8. Goodwill is a ticking time bomb

Cannabis stock balance sheets are also a bit of a mess. More specifically, goodwill -- i.e., the premium paid by an acquiring company that's above and beyond tangible assets -- has gone through the roof. I'd conservatively estimate that the North American pot industry has $10 billion in goodwill on their balance sheets, including $3.17 billion Canadian from Aurora Cannabis, CA$1.91 billion from Canopy Growth, and nearly CA$670 million from Aphria. With goodwill comprising a whopping 57% of total assets for Aurora Cannabis, it appears to be the likeliest to take a future writedown.

9. Financing remains challenging

It's also important to note that financing issues persist for marijuana stocks, especially in the United States, where cannabis remains a Schedule I substance at the federal level. With minimal access to basic banking services, including something as simple as a checking account, most pot stocks have chosen to issue shares of their own stock, or offer convertible debentures, to raise capital and fund their operations. Unfortunately, this can lead to problems, as you'll see in the next reason why cannabis stocks will be a potentially dangerous investment in 2020.

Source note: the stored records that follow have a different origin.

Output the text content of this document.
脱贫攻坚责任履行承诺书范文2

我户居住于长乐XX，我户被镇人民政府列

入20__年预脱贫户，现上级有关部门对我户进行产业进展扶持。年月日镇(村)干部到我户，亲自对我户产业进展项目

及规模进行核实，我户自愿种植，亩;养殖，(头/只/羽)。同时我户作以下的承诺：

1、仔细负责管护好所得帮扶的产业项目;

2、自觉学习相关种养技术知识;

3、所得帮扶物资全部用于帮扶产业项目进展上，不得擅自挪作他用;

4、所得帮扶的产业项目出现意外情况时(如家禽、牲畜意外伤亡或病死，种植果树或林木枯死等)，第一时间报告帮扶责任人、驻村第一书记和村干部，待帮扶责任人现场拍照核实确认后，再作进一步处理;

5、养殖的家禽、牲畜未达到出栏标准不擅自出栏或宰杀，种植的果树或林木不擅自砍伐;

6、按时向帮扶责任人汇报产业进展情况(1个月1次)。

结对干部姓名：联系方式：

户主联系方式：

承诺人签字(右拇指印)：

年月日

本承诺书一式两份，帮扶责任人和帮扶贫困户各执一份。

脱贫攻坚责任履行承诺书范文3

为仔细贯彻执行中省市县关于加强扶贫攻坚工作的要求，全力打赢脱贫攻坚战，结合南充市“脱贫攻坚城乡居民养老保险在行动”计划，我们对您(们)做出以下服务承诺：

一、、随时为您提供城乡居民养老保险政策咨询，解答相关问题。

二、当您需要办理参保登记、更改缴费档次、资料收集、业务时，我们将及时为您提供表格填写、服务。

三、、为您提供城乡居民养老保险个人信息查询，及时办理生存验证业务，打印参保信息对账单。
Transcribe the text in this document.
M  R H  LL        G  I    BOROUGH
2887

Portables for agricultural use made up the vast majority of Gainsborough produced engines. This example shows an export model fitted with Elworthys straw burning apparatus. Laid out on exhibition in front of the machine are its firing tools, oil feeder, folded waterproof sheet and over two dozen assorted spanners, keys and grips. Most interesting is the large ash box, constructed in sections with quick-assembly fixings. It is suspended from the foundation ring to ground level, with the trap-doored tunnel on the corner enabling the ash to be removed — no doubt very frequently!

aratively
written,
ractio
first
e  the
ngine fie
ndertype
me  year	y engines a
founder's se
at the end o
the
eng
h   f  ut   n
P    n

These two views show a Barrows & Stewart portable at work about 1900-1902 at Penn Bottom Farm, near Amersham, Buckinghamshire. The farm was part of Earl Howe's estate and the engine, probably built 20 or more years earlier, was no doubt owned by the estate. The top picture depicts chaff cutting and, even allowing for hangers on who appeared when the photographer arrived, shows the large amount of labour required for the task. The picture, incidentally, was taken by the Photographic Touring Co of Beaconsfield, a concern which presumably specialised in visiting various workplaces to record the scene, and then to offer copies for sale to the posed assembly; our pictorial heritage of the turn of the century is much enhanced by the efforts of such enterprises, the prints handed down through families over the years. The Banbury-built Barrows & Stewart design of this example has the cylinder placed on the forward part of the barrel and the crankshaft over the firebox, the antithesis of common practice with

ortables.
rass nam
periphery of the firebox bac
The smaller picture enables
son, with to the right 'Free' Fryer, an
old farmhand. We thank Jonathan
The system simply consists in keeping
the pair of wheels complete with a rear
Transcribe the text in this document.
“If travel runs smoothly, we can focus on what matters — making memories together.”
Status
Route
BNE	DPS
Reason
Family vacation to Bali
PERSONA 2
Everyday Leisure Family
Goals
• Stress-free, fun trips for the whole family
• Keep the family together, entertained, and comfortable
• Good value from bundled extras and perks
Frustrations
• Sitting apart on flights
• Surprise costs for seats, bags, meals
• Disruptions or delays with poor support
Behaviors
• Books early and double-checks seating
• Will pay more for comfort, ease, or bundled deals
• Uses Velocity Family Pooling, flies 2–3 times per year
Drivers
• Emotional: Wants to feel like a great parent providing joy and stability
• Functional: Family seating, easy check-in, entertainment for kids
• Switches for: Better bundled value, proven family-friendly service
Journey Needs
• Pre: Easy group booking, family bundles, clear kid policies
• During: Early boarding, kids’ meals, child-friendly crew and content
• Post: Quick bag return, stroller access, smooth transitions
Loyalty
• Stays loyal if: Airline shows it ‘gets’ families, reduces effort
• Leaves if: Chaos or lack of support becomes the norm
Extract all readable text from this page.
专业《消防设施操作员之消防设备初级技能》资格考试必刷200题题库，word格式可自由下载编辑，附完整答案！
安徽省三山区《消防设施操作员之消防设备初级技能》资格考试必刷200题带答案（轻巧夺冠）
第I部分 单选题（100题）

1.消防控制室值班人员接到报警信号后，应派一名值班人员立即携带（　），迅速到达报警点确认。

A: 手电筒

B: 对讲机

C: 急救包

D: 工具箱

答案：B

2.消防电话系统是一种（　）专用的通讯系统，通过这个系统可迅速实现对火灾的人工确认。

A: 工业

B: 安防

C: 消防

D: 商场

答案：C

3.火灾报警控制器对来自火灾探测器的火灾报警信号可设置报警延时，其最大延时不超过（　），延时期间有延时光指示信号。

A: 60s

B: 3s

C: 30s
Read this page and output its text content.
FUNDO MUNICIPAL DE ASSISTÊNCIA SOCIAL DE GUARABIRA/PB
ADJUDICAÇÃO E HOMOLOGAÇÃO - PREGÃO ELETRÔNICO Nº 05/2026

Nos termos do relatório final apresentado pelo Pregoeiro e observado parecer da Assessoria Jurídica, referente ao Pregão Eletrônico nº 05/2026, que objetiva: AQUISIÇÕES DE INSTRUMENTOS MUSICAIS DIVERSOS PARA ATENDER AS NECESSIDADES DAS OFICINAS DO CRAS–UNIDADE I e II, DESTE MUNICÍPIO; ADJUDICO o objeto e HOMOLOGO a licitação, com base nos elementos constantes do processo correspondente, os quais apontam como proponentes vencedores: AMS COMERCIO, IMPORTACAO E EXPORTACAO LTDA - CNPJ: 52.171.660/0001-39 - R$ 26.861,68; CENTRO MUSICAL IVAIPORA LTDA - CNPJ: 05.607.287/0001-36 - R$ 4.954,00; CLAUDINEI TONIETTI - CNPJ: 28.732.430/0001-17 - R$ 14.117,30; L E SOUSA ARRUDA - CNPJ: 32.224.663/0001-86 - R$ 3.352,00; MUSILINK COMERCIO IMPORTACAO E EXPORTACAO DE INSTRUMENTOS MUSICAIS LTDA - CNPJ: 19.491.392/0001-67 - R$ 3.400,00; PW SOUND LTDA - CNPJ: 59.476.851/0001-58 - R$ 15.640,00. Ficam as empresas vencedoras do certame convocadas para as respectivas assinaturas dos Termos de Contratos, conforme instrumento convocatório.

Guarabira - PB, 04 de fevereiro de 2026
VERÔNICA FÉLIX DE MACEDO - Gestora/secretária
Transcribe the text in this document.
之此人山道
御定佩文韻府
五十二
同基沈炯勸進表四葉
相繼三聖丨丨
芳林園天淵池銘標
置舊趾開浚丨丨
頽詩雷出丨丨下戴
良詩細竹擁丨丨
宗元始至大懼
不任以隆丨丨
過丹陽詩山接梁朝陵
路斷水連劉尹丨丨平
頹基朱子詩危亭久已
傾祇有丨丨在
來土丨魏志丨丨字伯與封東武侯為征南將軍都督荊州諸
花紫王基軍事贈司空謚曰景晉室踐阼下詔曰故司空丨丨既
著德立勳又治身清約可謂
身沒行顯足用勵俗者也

A man, seen seated from behind, grasps his head while looking at losses on multiple computer screens.

Image source: Getty Images.

10. Dilution continues to be a serious concern

Lastly, pot stocks continue to utilize their common stock as their own form of Monopoly money, even in instances where non-dilutive forms of financing are available. Aurora Cannabis has seen its share count balloon by more than 1 billion shares in a little over five years as it funds its aggressive acquisition strategy. Unfortunately, it's Aurora's investors who've paid the price.

To be clear, this isn't to say that marijuana stocks can't be solid long-term investments. However, there's a pretty sizable learning curve and maturation process to come, and that doesn't necessarily bode well for pot stock investors in 2020.